Government contractors working on the Internal Revenue Service’s main communications portal for taxpayers and tax professionals might have overbilled the agency hundreds of thousands of dollars, according to a new report.
The report, from the Treasury Inspector General for Tax Administration, said that three contractor invoices for January, February, and March 2014 had been reviewed and showed 161 instances in which hours were billed for work performed by contractor employees outside the invoice period of performance. In addition, TIGTA found multiple contractor employees who billed more than 240 hours in a month that potentially resulted in $405,679 in additional labor costs.
The IRS began consolidating its three separate user portals into one shared portal in August 2012. The goal was to provide a more modernized user experience, along with greater information and functionality, while lowering total costs.
The IRS now relies on the portal, known as the Integrated Enterprise Portal, to ensure the success and security of electronic filing. The portal serves as the preferred channel for interactions with the IRS and is currently the primary information source for taxpayers and tax professionals. It also plays a central role in advancing taxpayer issue resolution, providing guidance and outreach, and improving service interactions for taxpayers.
The IRS used a capacity-planning process to manage the current and future capacity of the portal and performance aspects of its information technology infrastructure. However, the IRS did not always review, verify, and maintain appropriate invoice documentation prior to releasing payment for contractor services, according to the report.
After TIGTA provided its results to the IRS, the IRS received additional billing information in greater detail from the contractor. Once the information was analyzed, the IRS determined that there were only two instances of contractor employees billing over 240 hours. TIGTA said it was not provided the additional information, however, and was unable to verify the analysis. Finally, TIGTA pointed out that business requirements were not sufficiently gathered and documented for the Integrated Enterprise Portal.
TIGTA recommended that the IRS’s chief technology officer ensure coordination between the personnel responsible for invoice reviews, ensure that procedures are followed to verify any invoice charges before paying them, and ensure business requirements are gathered to develop system requirements. In addition, TIGTA recommended that the CTO and the chief of agency-wide shared services at the IRS work with the contractor to resolve the potential billing errors identified in the report and obtain a credit on future invoices, if warranted.

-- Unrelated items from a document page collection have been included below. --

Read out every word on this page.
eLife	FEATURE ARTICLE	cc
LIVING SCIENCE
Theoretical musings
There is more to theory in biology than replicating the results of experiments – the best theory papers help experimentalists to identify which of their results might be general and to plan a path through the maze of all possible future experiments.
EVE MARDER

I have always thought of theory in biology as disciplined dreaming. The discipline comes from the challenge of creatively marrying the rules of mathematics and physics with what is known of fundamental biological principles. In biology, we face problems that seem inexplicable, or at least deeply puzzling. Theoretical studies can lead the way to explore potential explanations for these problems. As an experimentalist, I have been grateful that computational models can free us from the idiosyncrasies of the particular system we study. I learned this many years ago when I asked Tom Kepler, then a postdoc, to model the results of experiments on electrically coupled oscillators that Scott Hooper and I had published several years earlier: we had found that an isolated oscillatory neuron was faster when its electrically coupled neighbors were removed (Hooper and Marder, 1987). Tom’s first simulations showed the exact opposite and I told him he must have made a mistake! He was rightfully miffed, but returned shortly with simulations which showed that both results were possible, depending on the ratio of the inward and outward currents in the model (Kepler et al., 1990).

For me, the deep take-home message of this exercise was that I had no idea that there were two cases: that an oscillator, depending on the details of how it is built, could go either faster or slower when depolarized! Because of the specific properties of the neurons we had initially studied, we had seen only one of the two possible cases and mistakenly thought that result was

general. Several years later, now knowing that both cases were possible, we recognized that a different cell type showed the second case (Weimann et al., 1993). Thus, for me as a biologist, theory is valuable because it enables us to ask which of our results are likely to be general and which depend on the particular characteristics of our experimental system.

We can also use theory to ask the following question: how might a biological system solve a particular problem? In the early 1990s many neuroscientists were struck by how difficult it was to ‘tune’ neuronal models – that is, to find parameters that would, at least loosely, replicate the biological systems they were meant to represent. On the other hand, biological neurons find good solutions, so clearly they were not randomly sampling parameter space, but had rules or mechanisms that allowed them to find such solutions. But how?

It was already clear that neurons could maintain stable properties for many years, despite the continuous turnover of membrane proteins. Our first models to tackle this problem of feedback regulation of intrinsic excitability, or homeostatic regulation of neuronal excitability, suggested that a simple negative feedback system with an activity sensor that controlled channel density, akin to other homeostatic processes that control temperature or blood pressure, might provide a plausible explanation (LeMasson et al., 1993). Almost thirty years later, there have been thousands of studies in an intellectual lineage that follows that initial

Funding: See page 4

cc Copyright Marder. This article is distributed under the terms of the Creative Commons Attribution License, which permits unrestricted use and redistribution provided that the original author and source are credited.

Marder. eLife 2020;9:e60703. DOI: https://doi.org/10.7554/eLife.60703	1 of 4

The IRS agreed with the report’s recommendations. The IRS said it plans to follow its established procedures and processes to review and reconcile invoices and verify all invoice charges prior to payment. It also plans to continue using Enterprise Life Cycle procedures as the main tool for ensuring that requirements are captured and traced appropriately for future systems development and modernization projects.
“We are pleased the report acknowledges the IEP capacity management governance and supporting processes, but we disagree with the findings of your review of three IEP invoices that identified potential billing errors for contractor services representing a potential savings of $405,679 in contractor employee labor costs,” wrote IRS chief technology officer Terence V. Milholland in response to the report. “We provided your audit team a detailed analysis of the three invoices which the report also acknowledges. Our analysis demonstrated labor costs claimed by contractor employees were accurate. However, as noted in the report, the audit results do not account for our analysis. We believe once you consider our analysis you will agree that there are no potential labor cost savings. We strongly emphasize that the IRS did not pay for services that were not received and can confidently state that the Service was not overcharged for labor costs on any of the invoices analyzed. We regularly perform detailed reviews of invoices and seek clarification from the contractor to explain any inconsistencies.”
Although the IRS provided additional information after TIGTA completed its review, TIGTA said it believes the IRS did not take the appropriate actions to ensure established processes and procedures were followed to verify questionable invoice items or to adequately gather and develop system requirements.
An IRS spokesman emailed a further response to the report to Accounting Today. “The IRS Integrated Enterprise Portal delivers strong and reliable performance for taxpayers,” said the IRS. “While TIGTA recognizes the value of the system, we are very concerned that this report does not provide a full picture of our program and our proper oversight. We disagree with the findings in several areas. Our analysis shows labor costs claimed by contractor employees were accurate. The IRS strongly emphasizes we did not pay for services that were not received, and we are confident that the Service was not overcharged for labor costs on any of the invoices analyzed. We regularly perform detailed reviews of invoices and seek clarification from the contractor to explain any inconsistencies. TIGTA’s recommendations are in line with our existing commitment to monitor and improve our practices. We provided additional information to TIGTA that showed our Enterprise Life Cycle (ELC) managed service path was followed completely. However, the report didn’t account for the additional information provided, which shows we complied with established requirements.”